Up-close look at web of life
COSTA MESA — Animal pelts covered a table littered with the jaw bones of different animals, a stuffed opossum, ferret and bird, and small cages that housed a fat hissing cockroach, a beetle with spindly legs and a tarantula preparing to molt.
Out of one of the largest cages, Michelle Price pulled a snake that was more than a foot long. Its scales shimmered a silvery-purple as she held the reptile, wrapped around her hand, to show students at Woodland Elementary School.

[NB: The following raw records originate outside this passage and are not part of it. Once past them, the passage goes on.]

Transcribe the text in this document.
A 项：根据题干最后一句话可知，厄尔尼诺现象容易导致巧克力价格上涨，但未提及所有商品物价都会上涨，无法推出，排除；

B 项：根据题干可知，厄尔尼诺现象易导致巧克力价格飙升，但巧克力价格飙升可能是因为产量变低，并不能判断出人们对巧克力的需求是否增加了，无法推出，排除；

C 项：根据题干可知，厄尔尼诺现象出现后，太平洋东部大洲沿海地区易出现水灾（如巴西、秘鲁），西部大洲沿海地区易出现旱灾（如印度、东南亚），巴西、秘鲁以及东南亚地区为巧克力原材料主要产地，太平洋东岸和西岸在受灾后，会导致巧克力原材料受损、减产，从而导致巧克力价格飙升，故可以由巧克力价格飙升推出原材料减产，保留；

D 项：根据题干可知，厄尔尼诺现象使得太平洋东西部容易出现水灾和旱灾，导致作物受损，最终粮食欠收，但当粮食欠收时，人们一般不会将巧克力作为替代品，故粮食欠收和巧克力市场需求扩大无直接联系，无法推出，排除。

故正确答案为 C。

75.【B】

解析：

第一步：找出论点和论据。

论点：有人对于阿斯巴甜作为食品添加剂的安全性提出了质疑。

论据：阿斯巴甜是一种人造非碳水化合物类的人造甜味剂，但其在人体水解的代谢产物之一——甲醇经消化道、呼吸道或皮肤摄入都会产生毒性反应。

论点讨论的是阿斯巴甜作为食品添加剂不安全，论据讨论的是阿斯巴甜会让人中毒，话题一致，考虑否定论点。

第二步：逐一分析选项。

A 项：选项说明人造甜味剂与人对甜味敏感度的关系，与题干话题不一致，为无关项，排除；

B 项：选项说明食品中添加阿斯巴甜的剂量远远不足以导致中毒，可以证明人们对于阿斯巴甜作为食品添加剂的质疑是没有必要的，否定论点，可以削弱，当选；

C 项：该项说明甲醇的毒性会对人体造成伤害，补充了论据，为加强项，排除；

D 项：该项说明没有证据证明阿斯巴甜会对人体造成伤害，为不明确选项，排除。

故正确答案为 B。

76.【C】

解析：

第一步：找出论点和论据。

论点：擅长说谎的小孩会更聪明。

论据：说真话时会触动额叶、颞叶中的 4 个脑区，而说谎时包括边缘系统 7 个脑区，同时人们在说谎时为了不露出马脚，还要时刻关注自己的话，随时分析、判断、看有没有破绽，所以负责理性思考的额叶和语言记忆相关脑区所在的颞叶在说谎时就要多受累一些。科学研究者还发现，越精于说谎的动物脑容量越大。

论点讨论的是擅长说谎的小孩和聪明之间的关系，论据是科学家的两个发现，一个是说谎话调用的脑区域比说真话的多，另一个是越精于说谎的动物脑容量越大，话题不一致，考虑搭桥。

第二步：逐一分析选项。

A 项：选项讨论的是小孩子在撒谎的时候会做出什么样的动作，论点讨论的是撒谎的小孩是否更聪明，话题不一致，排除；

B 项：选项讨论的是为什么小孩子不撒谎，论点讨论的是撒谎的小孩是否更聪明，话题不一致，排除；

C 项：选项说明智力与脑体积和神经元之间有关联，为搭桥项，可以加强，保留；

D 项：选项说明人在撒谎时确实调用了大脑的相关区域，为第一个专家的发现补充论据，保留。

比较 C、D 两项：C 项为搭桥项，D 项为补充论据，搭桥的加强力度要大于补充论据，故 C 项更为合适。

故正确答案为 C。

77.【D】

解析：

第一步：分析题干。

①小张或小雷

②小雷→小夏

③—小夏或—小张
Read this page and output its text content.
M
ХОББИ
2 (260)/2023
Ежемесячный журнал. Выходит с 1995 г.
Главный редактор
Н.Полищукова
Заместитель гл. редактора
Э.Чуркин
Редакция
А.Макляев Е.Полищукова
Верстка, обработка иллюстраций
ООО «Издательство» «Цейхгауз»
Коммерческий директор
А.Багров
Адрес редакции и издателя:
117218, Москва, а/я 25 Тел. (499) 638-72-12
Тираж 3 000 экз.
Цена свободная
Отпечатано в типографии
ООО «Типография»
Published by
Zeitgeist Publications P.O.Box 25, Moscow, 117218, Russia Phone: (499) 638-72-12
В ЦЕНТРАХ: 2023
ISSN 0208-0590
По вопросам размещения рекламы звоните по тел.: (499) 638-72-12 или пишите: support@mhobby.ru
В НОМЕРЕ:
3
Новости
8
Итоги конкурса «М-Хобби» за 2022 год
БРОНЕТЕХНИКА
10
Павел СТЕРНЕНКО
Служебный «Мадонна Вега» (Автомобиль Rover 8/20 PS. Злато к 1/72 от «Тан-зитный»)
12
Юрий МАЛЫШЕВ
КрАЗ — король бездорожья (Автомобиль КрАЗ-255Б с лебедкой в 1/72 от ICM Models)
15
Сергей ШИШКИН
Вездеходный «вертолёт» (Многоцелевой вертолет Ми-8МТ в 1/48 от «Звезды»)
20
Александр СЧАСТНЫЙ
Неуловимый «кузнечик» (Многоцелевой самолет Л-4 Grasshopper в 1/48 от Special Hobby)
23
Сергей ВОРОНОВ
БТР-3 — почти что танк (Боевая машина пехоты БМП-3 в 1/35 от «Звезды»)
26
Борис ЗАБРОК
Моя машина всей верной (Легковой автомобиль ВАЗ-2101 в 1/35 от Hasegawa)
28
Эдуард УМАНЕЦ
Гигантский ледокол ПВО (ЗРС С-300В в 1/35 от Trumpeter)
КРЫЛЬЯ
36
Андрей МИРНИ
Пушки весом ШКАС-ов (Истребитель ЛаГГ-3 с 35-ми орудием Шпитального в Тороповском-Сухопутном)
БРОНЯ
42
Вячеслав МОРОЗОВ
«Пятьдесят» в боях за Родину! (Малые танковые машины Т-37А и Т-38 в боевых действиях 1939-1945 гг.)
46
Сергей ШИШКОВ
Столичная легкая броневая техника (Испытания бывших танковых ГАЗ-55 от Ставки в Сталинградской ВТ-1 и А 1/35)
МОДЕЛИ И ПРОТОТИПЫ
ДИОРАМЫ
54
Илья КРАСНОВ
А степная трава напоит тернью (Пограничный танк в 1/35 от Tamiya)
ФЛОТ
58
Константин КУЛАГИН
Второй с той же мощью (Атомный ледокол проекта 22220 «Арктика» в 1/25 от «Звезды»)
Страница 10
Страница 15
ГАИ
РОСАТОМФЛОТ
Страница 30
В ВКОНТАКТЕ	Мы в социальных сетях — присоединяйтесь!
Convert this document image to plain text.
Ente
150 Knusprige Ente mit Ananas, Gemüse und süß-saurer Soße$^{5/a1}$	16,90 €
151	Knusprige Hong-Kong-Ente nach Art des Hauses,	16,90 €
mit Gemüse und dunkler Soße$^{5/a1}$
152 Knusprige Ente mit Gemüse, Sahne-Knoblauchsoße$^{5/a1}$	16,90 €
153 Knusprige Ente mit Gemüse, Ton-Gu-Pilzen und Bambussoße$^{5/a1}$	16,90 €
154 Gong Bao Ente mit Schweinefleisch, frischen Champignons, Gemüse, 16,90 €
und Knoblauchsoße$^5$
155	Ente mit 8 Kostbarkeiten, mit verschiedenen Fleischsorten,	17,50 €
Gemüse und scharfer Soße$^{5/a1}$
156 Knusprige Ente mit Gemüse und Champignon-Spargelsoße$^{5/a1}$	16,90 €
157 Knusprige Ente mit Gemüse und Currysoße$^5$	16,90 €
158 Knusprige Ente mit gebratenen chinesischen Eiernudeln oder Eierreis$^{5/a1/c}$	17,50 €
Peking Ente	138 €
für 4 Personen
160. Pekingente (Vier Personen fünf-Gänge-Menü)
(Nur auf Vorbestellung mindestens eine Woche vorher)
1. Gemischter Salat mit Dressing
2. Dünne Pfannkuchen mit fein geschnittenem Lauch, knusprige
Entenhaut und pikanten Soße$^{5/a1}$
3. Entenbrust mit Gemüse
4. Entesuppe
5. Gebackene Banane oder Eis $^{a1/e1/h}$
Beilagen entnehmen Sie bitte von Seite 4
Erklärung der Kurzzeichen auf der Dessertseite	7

“She’s using her tongue to smell,” Price told the students as the snake’s head weaved around with its tongue poking in and out. “She’s smelling the first-graders saying, ‘Do I like first-graders?’”
The snake was one of the creatures Rebecca Olsen’s first-grade class was shown Thursday morning as they learned about omnivores, carnivores, herbivores and how they all fit into the web of life at a special lesson by Price from Science on the Go, a mobile program that gives hands-on science lessons to students around Southern California.
“When we’re looking at animals, it’s really important for us to figure out where they fit on the food chain,” Price said.
The soon-to-be second-graders reviewed the difference between mammals and amphibians, learned what every living thing needs (water, oxygen, energy and temperature control) and were given a sneak peek at science lessons to come with the introduction of photosynthesis — a fifth-grade word.
David Vargas, 7, said his favorite part was seeing the snake, and his classmate Lilly Urresti, 7, agreed.
For Lilly, seeing the snake was exciting not scary. She liked seeing the snake and the lesson.
“I thought it was interesting,” she said. “It was interesting about invertebrates.”